Spurgeon vehemently disagrees with me. In this short essay, he makes an impassioned plea for Calvinism and argues that “to think [Christ] died for men who were or are in hell, seems a supposition too horrible for me to entertain.”
In my opinion, my quibble with Spurgeon seems to be one that is mostly semantic. Spurgeon, however, seems to find it a critical point of contention, “That Christ should offer an atonement and satisfaction for the sins of all men, and that afterwards some of those men should be punished for the sins for which Christ had already atoned, appears to me to be the most monstrous iniquity that could ever have been imputed to Saturn, to Janus, to the goddess of the Thugs, or to the most diabolical heathen deities.”

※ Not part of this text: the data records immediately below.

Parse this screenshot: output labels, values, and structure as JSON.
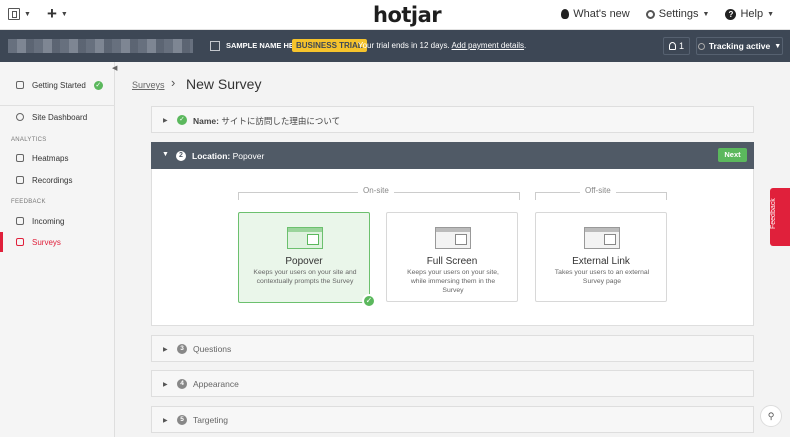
{
  "topbar": {
    "logo": "hotjar",
    "whats_new": "What's new",
    "settings": "Settings",
    "help": "Help"
  },
  "account_bar": {
    "site_name": "SAMPLE NAME HERE",
    "trial_badge": "BUSINESS TRIAL",
    "trial_text": "Your trial ends in 12 days.",
    "trial_link": "Add payment details",
    "trial_suffix": ".",
    "users_count": "1",
    "tracking": "Tracking active"
  },
  "sidebar": {
    "getting_started": "Getting Started",
    "site_dashboard": "Site Dashboard",
    "analytics_heading": "ANALYTICS",
    "heatmaps": "Heatmaps",
    "recordings": "Recordings",
    "feedback_heading": "FEEDBACK",
    "incoming": "Incoming",
    "surveys": "Surveys"
  },
  "breadcrumb": {
    "parent": "Surveys",
    "separator": "›",
    "current": "New Survey"
  },
  "steps": {
    "name": {
      "label": "Name:",
      "value": "サイトに訪問した理由について"
    },
    "location": {
      "number": "2",
      "label": "Location:",
      "value": "Popover",
      "next": "Next"
    },
    "questions": {
      "number": "3",
      "label": "Questions"
    },
    "appearance": {
      "number": "4",
      "label": "Appearance"
    },
    "targeting": {
      "number": "5",
      "label": "Targeting"
    }
  },
  "location_options": {
    "onsite_label": "On-site",
    "offsite_label": "Off-site",
    "popover": {
      "title": "Popover",
      "desc": "Keeps your users on your site and contextually prompts the Survey"
    },
    "fullscreen": {
      "title": "Full Screen",
      "desc": "Keeps your users on your site, while immersing them in the Survey"
    },
    "external": {
      "title": "External Link",
      "desc": "Takes your users to an external Survey page"
    }
  },
  "feedback_tab": "Feedback",
  "colors": {
    "accent": "#e0203b",
    "green": "#5bb85d",
    "dark_bar": "#3d4755",
    "trial_badge": "#f5c32c"
  }
}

Certainly, Spurgeon and I would both agree there is a hell and that some will unfortunately spend eternity in it. Likewise we would agree that the elect have a responsibility to respond to that irresistible call of God. Where we deviate from one another is in my suggestion that Christ loves humanity enough to die for everyone – even those who choose to ultimately reject Him. It is because of this conviction that I can look any person in the eye and tell them that Christ died for them.
Spurgeon’s essay is beneficial for those who are struggling to define their own doctrinal beliefs. It can easily be read in one sitting and is available on the Kindle for less than a dollar.